[Update 1.23pm GMT: Symantec statement]
Google has laid down the law when it comes to Symantec and how the company handles certificates -- be transparent or face the consequences.
Google is evidently not very pleased about security firm Symantec's recent performance when it comes to issuing secure Web certificates and has outlined a list of demands to prevent the same mistakes from happening again.
In September, Symantec fired a number of employees following glaring mistakes in issuing transport layer security (TLS) certificates. The company said "employee error" caused cryptographic certificates to be issued online without the consent of either Google or Symantec, allowing attackers to impersonate Google pages protected by HTTPS
As you can imagine with such a prominent online service provider, this kind of security failure is not a small mistake you can brush under the carpet.
If these certificates were allowed to go out undetected into the wild, cyberattackers could have a field day impersonating legitimate domains. This, in turn, places online users at risk of surveillance, data theft and session hijacking -- all the while leaving the responsibility at Google's door.
The Thawte-branded Extended Validation (EV) pre-certificates were for the google.com and www.google.com domains. They were revoked immediately when Symantec noticed the problem, and as the pre-certificate was only active for one day, it is not believed the security of users were placed at risk.
However, a full report into the issue revealed 23 more test certificates had been issued without permission, covering not only Google, but Opera and three other undisclosed parties -- before an additional 164 certificates over 76 domains and 2,458 certificates issued for domains which were never registered were found.
"These test certificates never posed a risk to anyone or any organization, as the certificates never left Symantec's secure test labs or the QA test machine, and they were never visible to any end user," Symantec says.
"Moreover, the test certificates were never used on the QA test machine. Finally, the private keys associated with the test certificates were all destroyed as part of the testing tool that was used to enroll for the test certificates."
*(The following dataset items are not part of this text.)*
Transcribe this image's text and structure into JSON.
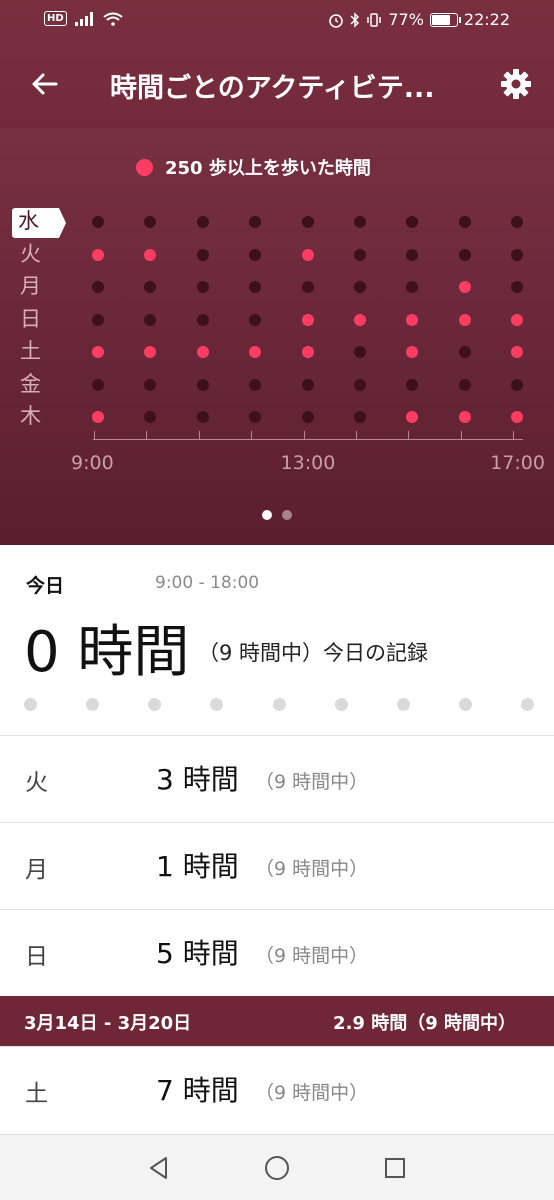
{
  "status_bar": {
    "hd": "HD",
    "battery": "77%",
    "battery_level": 0.77,
    "time": "22:22"
  },
  "appbar": {
    "title": "時間ごとのアクティビテ..."
  },
  "chart_data": {
    "type": "scatter",
    "title": "",
    "legend": "250 歩以上を歩いた時間",
    "days": [
      "水",
      "火",
      "月",
      "日",
      "土",
      "金",
      "木"
    ],
    "selected_day": "水",
    "hours": [
      9,
      10,
      11,
      12,
      13,
      14,
      15,
      16,
      17
    ],
    "x_tick_labels": [
      "9:00",
      "13:00",
      "17:00"
    ],
    "active": [
      [
        0,
        0,
        0,
        0,
        0,
        0,
        0,
        0,
        0
      ],
      [
        1,
        1,
        0,
        0,
        1,
        0,
        0,
        0,
        0
      ],
      [
        0,
        0,
        0,
        0,
        0,
        0,
        0,
        1,
        0
      ],
      [
        0,
        0,
        0,
        0,
        1,
        1,
        1,
        1,
        1
      ],
      [
        1,
        1,
        1,
        1,
        1,
        0,
        1,
        0,
        1
      ],
      [
        0,
        0,
        0,
        0,
        0,
        0,
        0,
        0,
        0
      ],
      [
        1,
        0,
        0,
        0,
        0,
        0,
        1,
        1,
        1
      ]
    ],
    "colors": {
      "active": "#ff3d63",
      "inactive": "#3e1019"
    },
    "pages": 2,
    "current_page": 1
  },
  "today": {
    "label": "今日",
    "range": "9:00 - 18:00",
    "value": "0 時間",
    "sub": "（9 時間中）今日の記録",
    "slots": 9
  },
  "days": [
    {
      "day": "火",
      "value": "3 時間",
      "sub": "（9 時間中）"
    },
    {
      "day": "月",
      "value": "1 時間",
      "sub": "（9 時間中）"
    },
    {
      "day": "日",
      "value": "5 時間",
      "sub": "（9 時間中）"
    }
  ],
  "week": {
    "range": "3月14日 - 3月20日",
    "summary": "2.9 時間（9 時間中）"
  },
  "days_after": [
    {
      "day": "土",
      "value": "7 時間",
      "sub": "（9 時間中）"
    }
  ]
}
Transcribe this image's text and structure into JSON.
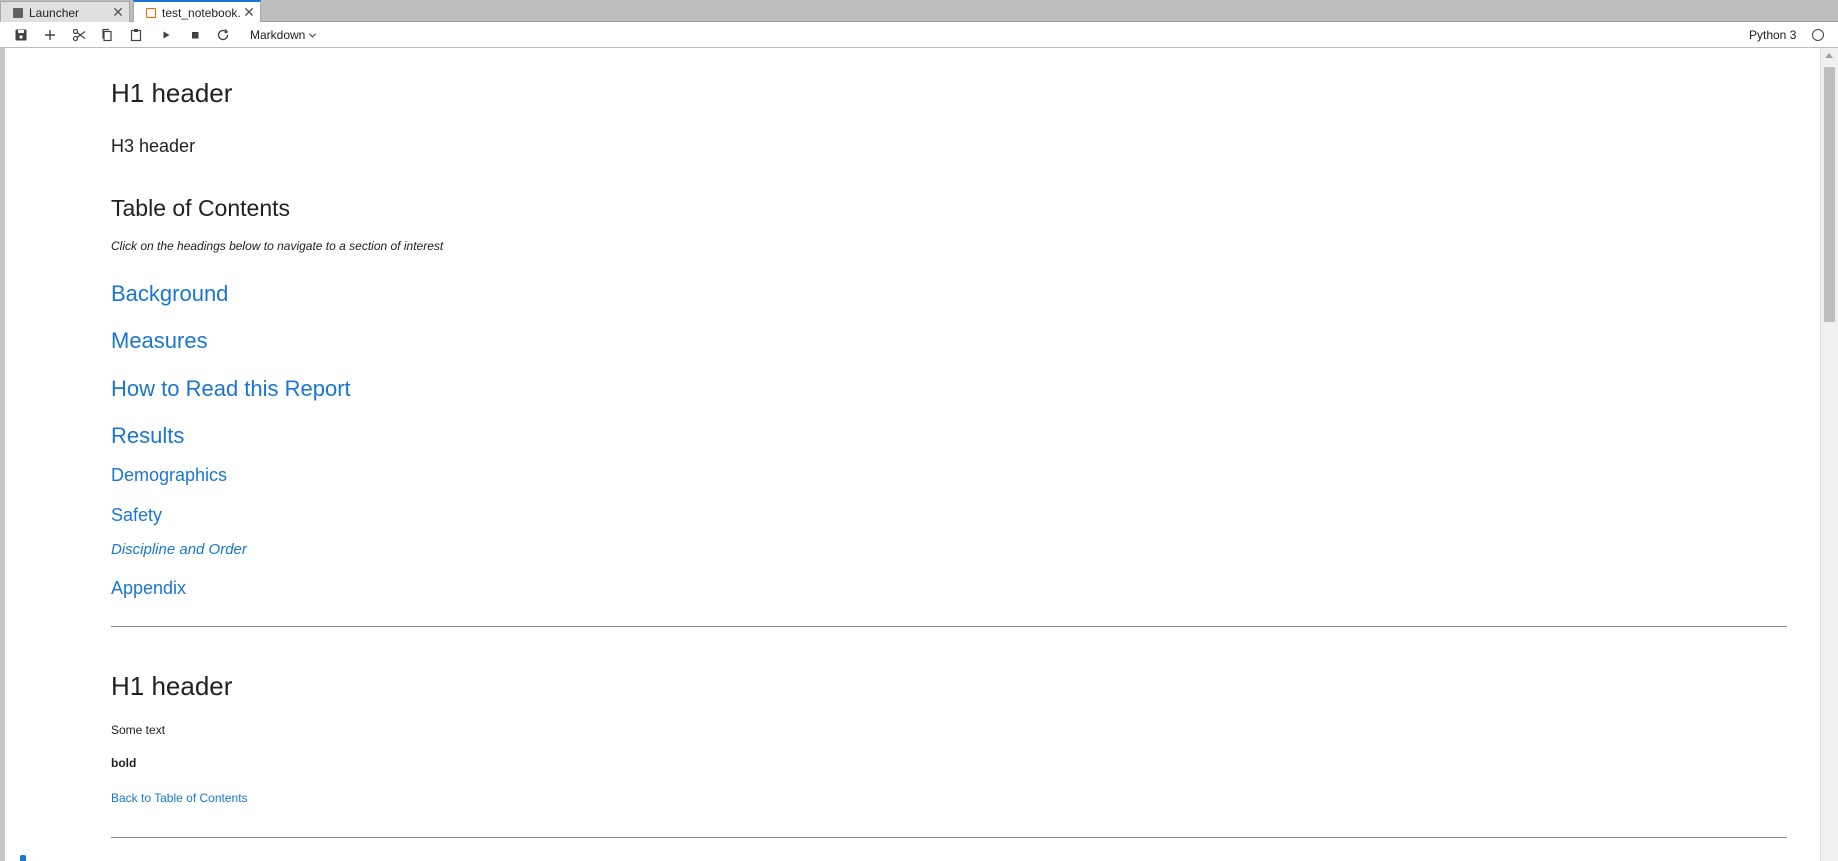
{
  "tabs": [
    {
      "label": "Launcher",
      "icon": "launcher-icon",
      "close_icon": "close-icon"
    },
    {
      "label": "test_notebook.i",
      "icon": "notebook-icon",
      "close_icon": "close-icon",
      "active": true
    }
  ],
  "toolbar": {
    "buttons": [
      "save-icon",
      "add-cell-icon",
      "cut-icon",
      "copy-icon",
      "paste-icon",
      "run-icon",
      "stop-icon",
      "restart-icon"
    ],
    "cell_type": "Markdown",
    "kernel_name": "Python 3",
    "kernel_status_icon": "kernel-idle-circle-icon"
  },
  "notebook": {
    "h1_top": "H1 header",
    "h3": "H3 header",
    "toc_title": "Table of Contents",
    "toc_note": "Click on the headings below to navigate to a section of interest",
    "toc_links": {
      "background": "Background",
      "measures": "Measures",
      "how_to_read": "How to Read this Report",
      "results": "Results",
      "demographics": "Demographics",
      "safety": "Safety",
      "discipline": "Discipline and Order",
      "appendix": "Appendix"
    },
    "section_h1": "H1 header",
    "some_text": "Some text",
    "bold_text": "bold",
    "back_link": "Back to Table of Contents"
  },
  "colors": {
    "link": "#1976d2",
    "active_tab_accent": "#1976d2",
    "tabbar_bg": "#bdbdbd"
  }
}
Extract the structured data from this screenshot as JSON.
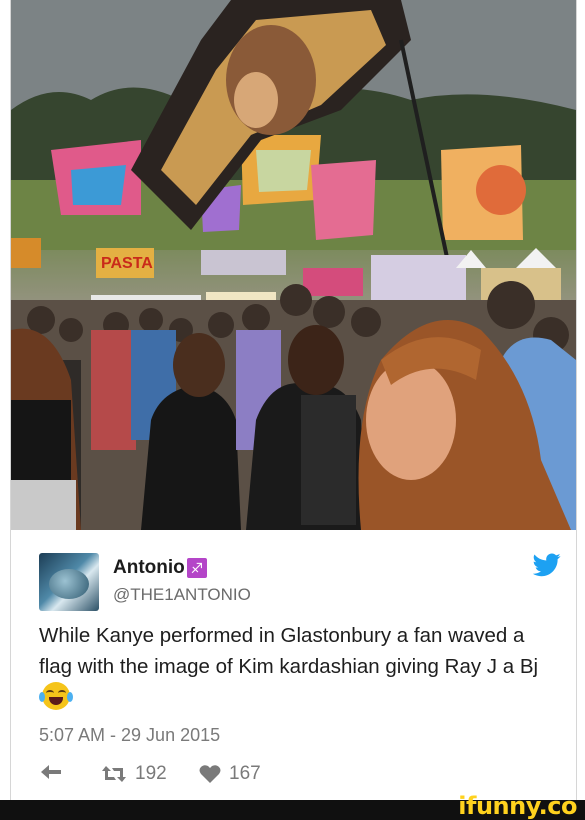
{
  "tweet": {
    "author_name": "Antonio",
    "author_badge": "♐",
    "handle": "@THE1ANTONIO",
    "text": "While Kanye performed in Glastonbury a fan waved a flag with the image of Kim kardashian giving Ray J a Bj",
    "emoji": "face-with-tears-of-joy",
    "timestamp": "5:07 AM - 29 Jun 2015",
    "retweets": "192",
    "likes": "167"
  },
  "photo": {
    "signs": [
      "PASTA"
    ]
  },
  "footer": {
    "watermark": "ifunny.co"
  },
  "colors": {
    "twitter_blue": "#1da1f2",
    "watermark_yellow": "#ffd21e",
    "muted_text": "#7a7a7a",
    "badge_purple": "#b445c8"
  }
}
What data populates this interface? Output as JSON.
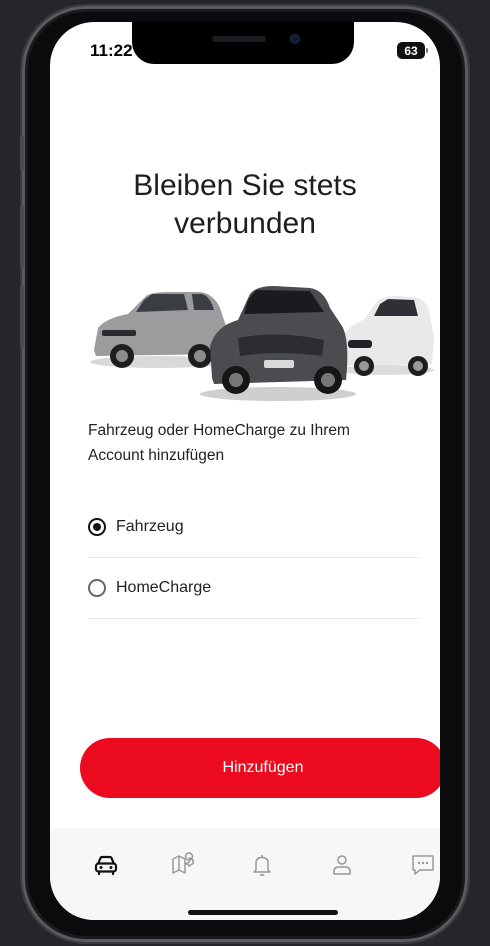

Ryan Sleevi, a Google software engineer, said on Wednesday in a blog post Google's own investigation into the problem raised "several more questionable certificates" after only a few minutes of work.
The problem now is no longer a handful of test certificates being issued at the wrong time by a few employees. It is thousands of certificates which not only took several audits to discover but the possibility of placing millions of users at risk if such practices are allowed to continue -- and it seems Google's encounter with Symantec's former employees has left a mark.
The engineer says that to prevent this happening again, Google will now require all certificates issued by Symantec from 1 June 2016 to support Certificate Transparency -- or the Google Chrome browser may flag websites using the certificates as potentially unsafe, a scary enough warning to ward away users.
Under the policy, TLS credentials must be logged to prove a website is owned by a specific organization, such as Paypal or Apple, and so Symantec would have to log all this data rather than just those domains which use certificate extensions.
Sleevi says that "in this case, logging of non-EV certificates would have provided significantly greater insight into the problem and may have allowed the problem to be detected sooner."
After this date, HTTPS websites using Symantec credentials may be laden with pages warning of potentially unsafe and unsecure content, or "other problems" when used in Google products. For Symantec, this could severely damage relationships with users -- but could prove to be a boon for rival firms.
Google has also requested that Symantec updates their report with a post-mortem of why the company did not detect the additional certificates Symantec found, details of the security firm's failures, why mistakes were allowed to happen, and what steps are going to be taken in the future to prevent a repeat performance.
The full list of demands are below:
Following the implementation of these corrective steps, we expect Symantec to undergo a Point-in-time Readiness Assessment and a third-party security audit. The point-in-time assessment will establish Symantec's conformance to each of these standards:
WebTrust Principles and Criteria for Certification Authorities
WebTrust Principles and Criteria for Certification Authorities - SSL Baseline with Network Security
WebTrust Principles and Criteria for Certification Authorities - Extended Validation SSL
The third-party security audit must assess:
The veracity of Symantec's claims that at no time private keys were exposed to Symantec employees by the tool.
That Symantec employees could not use the tool in question to obtain certificates for which the employee controlled the private key.
That Symantec's audit logging mechanism is reasonably protected from modification, deletion, or tampering, as described in Section 5.4.4 of their CPS.
A Symantec spokesperson told ZDNet:
"In September, we were alerted that a small number of test certificates for Symantec's internal use had been mis-issued. We immediately began publicly investigating our full test certificate history and found others, most of which were for non-existent and unregistered domains. While there is no evidence that any harm was caused to any user or organization, this type of product testing was not consistent with the policies and standards we are committed to uphold.
We confirmed that these test certificates have all been revoked or have expired, and worked directly with the browser community to have them blacklisted. To prevent this type of testing from occurring in the future, we have already put additional tool, policy and process safeguards in place, and announced plans to begin Certificate Transparency logging of all certificates. We have also engaged an independent third-party to evaluate our approach, in addition to expanding the scope of our annual audit."